How comprehensive credit reporting won’t change broking

Comprehensive credit reporting offers brokers plenty of advantages, but a broker’s job will remain the same, says AFG CEO David Bailey

How comprehensive credit reporting won’t change broking

Comprehensive credit reporting offers brokers plenty of advantages, but a broker’s job will remain the same, says AFG CEO David Bailey

The open Banking/Comprehensive Credit Reporting (CCR) regime has arrived – and if you are one of the big four you might say it has arrived with a bang. Its planned implementation is another example of the government staying true to its promise that “if you don’t jump, you will be pushed”.

There has been much discussion about similar arrangements in other countries around the world, which suggests that the government will assess what works and what doesn’t in those markets. Hopefully it will also assess how relevant the comparison is to the Australian market.

There must of course be appropriate precautions taken in terms of access and privacy considerations, and this is sure to be high on the agenda of lenders and regulators as they examine the logistics of the rollout.

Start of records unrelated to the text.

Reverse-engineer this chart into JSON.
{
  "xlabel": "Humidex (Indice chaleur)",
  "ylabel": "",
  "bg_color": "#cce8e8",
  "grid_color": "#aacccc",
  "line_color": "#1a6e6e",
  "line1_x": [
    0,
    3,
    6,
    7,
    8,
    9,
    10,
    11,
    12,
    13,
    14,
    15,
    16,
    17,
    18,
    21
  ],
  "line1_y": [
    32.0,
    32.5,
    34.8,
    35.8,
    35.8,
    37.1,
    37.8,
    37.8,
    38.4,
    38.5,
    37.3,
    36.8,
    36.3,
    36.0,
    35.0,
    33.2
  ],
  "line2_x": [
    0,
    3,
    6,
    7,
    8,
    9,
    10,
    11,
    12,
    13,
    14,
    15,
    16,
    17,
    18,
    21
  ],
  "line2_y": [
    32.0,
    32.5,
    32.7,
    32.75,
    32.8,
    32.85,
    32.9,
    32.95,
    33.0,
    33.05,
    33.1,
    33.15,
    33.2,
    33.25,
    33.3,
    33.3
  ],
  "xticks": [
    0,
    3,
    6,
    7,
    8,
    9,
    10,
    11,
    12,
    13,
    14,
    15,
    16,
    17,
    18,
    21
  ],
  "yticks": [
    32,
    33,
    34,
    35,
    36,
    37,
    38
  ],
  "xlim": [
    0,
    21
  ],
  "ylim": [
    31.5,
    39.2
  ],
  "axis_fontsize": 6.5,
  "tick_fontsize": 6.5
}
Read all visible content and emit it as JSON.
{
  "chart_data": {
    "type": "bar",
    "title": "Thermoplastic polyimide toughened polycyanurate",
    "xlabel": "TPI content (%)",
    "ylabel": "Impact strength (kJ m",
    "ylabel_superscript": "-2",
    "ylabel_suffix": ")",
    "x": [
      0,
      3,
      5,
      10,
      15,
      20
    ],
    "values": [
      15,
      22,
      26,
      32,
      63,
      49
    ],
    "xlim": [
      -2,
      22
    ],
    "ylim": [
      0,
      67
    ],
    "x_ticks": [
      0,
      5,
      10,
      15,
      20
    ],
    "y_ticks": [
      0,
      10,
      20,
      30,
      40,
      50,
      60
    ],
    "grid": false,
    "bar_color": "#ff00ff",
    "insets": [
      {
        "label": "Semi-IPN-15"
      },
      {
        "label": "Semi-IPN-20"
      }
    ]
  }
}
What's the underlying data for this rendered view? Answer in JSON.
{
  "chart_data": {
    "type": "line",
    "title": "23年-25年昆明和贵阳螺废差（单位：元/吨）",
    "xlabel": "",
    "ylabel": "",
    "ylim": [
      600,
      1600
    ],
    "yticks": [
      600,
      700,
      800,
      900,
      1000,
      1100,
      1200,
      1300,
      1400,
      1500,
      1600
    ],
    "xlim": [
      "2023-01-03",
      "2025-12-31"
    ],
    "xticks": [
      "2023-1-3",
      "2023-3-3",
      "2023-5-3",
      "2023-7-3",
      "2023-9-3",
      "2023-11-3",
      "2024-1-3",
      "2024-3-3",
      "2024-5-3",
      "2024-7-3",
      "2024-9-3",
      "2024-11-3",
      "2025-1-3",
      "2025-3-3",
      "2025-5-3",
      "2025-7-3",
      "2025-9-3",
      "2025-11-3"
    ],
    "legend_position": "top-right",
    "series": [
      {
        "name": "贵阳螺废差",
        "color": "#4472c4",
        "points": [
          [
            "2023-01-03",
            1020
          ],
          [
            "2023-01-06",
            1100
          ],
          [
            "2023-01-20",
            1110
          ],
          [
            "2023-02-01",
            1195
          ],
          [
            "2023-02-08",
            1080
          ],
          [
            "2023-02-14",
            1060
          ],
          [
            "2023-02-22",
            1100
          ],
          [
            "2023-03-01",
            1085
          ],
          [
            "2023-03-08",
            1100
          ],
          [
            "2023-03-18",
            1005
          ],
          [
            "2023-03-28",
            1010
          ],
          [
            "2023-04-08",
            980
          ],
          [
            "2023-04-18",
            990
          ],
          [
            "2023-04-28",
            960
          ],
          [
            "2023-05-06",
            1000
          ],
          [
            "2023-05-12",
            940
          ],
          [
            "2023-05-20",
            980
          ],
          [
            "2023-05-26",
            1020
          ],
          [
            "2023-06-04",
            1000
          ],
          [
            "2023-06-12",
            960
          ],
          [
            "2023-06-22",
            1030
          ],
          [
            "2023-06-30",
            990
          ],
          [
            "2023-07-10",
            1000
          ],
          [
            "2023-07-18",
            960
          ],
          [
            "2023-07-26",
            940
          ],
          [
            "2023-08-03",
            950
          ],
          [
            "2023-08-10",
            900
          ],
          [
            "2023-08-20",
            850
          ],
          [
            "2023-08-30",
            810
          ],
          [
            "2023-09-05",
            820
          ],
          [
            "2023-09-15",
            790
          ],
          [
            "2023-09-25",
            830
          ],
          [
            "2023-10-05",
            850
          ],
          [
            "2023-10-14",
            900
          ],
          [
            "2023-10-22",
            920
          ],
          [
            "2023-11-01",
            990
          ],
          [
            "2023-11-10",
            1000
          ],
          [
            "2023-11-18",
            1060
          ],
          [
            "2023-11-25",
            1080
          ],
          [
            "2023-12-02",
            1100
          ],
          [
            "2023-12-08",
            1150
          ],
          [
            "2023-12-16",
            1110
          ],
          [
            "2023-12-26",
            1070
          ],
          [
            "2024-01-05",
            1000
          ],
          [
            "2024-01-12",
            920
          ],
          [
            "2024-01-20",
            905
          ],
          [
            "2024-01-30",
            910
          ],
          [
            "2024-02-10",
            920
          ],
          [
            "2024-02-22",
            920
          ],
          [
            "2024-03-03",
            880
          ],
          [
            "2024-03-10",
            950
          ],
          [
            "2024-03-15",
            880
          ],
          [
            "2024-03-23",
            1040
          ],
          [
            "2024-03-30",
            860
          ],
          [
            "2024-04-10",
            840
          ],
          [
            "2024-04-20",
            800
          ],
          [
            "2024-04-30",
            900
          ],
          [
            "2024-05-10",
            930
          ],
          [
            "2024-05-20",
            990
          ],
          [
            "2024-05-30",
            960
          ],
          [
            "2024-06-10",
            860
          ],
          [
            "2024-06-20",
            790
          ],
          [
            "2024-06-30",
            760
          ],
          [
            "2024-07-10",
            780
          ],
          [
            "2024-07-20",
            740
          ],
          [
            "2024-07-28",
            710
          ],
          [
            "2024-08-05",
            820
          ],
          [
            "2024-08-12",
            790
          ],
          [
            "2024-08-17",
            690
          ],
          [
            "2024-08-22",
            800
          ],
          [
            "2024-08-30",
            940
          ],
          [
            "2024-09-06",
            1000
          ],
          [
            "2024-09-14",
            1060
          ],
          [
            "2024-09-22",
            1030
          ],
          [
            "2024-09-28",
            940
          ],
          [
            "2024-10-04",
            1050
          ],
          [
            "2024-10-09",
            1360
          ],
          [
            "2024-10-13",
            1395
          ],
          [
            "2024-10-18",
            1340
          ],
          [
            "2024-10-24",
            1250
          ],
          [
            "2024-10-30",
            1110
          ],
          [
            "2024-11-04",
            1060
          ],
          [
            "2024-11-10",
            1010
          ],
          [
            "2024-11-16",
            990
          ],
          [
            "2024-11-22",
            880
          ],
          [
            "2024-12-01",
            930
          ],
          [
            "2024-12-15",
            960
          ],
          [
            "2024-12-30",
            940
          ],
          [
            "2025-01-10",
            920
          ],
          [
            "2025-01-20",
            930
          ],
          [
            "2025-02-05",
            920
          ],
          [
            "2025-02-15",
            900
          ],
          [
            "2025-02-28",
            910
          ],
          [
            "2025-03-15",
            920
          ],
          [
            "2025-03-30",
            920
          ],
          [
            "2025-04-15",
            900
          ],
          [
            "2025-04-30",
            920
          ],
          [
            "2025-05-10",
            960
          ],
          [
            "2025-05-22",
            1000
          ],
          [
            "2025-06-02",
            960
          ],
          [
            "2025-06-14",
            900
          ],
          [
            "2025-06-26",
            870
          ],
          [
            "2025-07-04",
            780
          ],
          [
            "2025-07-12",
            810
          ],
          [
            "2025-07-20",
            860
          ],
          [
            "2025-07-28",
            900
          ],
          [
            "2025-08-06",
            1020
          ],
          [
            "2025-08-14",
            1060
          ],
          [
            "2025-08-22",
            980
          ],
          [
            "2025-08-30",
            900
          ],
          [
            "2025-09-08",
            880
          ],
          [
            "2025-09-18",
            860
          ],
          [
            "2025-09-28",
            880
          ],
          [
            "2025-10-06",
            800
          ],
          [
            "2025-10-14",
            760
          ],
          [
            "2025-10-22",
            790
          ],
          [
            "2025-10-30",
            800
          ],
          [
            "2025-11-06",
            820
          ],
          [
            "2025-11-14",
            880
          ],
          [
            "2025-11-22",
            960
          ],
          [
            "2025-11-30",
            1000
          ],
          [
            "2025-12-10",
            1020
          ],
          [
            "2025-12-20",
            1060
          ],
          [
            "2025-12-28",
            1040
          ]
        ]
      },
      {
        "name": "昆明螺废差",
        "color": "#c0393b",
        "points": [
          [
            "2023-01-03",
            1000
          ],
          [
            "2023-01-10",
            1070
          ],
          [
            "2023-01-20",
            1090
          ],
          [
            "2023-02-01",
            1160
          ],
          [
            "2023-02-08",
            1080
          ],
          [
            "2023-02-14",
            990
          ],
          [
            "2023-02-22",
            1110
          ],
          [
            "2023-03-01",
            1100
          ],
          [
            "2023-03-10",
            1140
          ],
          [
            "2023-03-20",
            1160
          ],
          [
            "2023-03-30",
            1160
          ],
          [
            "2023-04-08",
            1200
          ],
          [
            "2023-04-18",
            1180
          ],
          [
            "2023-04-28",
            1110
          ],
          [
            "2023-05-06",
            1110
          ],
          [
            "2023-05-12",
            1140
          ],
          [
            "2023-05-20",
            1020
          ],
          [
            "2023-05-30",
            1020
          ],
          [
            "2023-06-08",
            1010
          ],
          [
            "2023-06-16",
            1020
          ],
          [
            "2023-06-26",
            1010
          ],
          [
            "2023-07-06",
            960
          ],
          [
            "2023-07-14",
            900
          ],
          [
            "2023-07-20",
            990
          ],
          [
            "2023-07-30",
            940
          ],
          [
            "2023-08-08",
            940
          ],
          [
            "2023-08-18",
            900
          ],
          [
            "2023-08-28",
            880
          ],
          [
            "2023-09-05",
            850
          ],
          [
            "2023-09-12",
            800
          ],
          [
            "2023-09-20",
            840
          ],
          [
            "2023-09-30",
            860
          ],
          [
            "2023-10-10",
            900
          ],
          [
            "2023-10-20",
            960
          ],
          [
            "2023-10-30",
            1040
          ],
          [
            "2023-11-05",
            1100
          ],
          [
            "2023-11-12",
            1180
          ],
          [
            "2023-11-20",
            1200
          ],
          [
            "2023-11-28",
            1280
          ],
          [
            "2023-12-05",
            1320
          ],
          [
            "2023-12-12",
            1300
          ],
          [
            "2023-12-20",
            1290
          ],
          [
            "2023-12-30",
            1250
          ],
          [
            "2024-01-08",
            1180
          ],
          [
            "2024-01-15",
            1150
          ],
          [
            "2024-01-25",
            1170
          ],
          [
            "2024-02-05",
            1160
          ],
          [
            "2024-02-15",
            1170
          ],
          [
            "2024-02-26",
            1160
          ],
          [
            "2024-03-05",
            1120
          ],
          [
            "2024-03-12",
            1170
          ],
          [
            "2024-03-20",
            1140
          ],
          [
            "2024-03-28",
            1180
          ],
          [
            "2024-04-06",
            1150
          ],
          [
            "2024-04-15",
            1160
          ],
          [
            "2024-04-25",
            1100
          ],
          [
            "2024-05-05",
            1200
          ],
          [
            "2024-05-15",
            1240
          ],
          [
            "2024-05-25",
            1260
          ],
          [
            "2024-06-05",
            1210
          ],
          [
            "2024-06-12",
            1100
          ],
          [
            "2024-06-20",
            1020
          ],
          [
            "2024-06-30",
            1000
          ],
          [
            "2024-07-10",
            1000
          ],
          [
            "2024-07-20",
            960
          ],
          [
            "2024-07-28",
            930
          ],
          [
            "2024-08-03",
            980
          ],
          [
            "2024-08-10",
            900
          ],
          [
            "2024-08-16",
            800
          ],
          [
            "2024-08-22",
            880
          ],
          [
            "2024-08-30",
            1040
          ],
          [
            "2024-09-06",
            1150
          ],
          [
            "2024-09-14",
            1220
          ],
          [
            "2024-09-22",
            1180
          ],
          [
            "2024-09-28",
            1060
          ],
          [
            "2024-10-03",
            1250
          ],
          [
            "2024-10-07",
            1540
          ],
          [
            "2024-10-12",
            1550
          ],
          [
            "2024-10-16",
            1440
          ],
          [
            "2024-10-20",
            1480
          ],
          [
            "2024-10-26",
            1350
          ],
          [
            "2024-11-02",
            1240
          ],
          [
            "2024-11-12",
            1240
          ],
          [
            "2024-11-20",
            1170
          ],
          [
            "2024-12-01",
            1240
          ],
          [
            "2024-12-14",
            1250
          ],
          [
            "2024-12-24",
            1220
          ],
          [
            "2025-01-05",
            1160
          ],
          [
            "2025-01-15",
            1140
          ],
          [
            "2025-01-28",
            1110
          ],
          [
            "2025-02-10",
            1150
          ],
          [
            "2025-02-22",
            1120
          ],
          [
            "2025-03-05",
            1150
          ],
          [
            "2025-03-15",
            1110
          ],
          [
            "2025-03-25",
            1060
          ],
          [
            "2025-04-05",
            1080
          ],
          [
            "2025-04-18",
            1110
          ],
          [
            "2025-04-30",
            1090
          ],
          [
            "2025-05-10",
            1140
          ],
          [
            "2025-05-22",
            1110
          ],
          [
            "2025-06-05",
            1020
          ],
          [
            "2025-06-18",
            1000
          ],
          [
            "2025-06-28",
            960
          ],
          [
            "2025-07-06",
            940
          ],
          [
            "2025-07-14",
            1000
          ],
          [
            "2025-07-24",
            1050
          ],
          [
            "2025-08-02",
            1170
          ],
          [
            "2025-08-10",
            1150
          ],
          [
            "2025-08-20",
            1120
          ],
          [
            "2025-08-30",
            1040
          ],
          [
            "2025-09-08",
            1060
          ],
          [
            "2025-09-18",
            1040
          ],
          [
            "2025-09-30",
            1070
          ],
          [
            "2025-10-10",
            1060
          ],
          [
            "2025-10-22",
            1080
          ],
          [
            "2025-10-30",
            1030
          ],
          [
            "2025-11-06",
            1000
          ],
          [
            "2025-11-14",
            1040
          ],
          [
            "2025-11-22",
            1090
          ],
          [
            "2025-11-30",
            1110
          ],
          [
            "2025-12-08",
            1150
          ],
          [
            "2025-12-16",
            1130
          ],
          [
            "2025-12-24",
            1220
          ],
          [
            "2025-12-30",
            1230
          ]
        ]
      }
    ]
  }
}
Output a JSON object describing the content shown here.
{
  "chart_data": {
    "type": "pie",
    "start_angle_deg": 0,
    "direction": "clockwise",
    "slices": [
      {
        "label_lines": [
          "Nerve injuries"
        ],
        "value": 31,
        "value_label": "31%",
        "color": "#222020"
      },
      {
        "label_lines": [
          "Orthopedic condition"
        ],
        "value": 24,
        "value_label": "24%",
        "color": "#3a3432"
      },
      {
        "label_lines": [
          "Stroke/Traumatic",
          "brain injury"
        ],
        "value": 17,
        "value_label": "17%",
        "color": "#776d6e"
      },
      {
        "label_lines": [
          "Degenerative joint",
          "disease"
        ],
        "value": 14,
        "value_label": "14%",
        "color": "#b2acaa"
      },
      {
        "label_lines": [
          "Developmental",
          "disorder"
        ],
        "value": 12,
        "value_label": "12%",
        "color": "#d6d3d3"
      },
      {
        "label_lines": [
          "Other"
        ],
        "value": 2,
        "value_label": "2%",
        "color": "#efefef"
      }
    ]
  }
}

Uniformity will certainly help provide lenders with better information. The next step will likely be a link through to government entities such as the ATO and the Department of Social Services. This will provide a clear picture of a consumer’s background and should result in better validation of data to support lending.

Under the new regime lenders will have the capacity to more accurately price credit relative to the risk profile of the borrower. Smaller lenders will be able to get a better picture of a borrower’s background, and this may open doors for some.

On the downside, there is the risk of a more regimented lending outcome, which isn’t necessarily a good thing. Ideally it will lead to more product innovation by lenders as they tailor products to suit individuals.

At the individual level, an informed consumer is an empowered consumer. The government and all entities involved in lending need to ensure consumers are aware that this regime exists and the impact that a negative credit history can have on their ability to borrow.

The role of a mortgage broker has always been to help improve the financial literacy of their clients. The new regime won’t change that fact.

The government and all entities involved in lending need to ensure consumers are aware that this regime exists

A comprehensive view of a client’s financial situation and patterns of behaviour is key to responsible lending, and something that mortgage brokers strive to achieve every day. It’s not in anyone’s best interest – whether client, lender or broker – for a client to be placed in an unaffordable mortgage.

An increasingly challenging lending environment means the role of a broker is even more important for consumers. In April 2015 more than 1,450 individual products were available for comparison through AFG’s software. That number now sits at more than 3,400. The changing nature of lenders’ appetites makes it very difficult for a consumer to be across all options. The opportunity exists for brokers to highlight the fact that shopping around for credit, resulting in multiple credit enquiries, will negatively impact on a client’s credit score.

The fact that a credit-impaired consumer will be equipped with enough information to be able to make an informed plan to repair their credit history can only be a good thing. Simple strategies like paying bills on time and closing any credit cards that are not needed can be employed if a consumer knows this needs to be done.

CCR should also make it easier for a consumer to show they have recovered after a default. Another positive outcome will be that credit scores will not be significantly impacted by a single event such as a missed payment. A pattern of missed payments will need to be evident to negatively impact an individual’s credit rating.

The ability of a lender to truly price for risk should deliver positive results, as a lender will have more data to assess a consumer’s ability to repay a loan. This will be a good thing for the economy and a good thing for those with a positive financial record. Those at the other end of the financial spectrum will, however, likely pay more. Is this better for those individuals than not being able to access credit at all? Time, and the data, will tell.

David Bailey is CEO of the aggregator AFG. He has been with AFG since 2004 and is a chartered accountant and a member of the Financial Services Institute of Australia.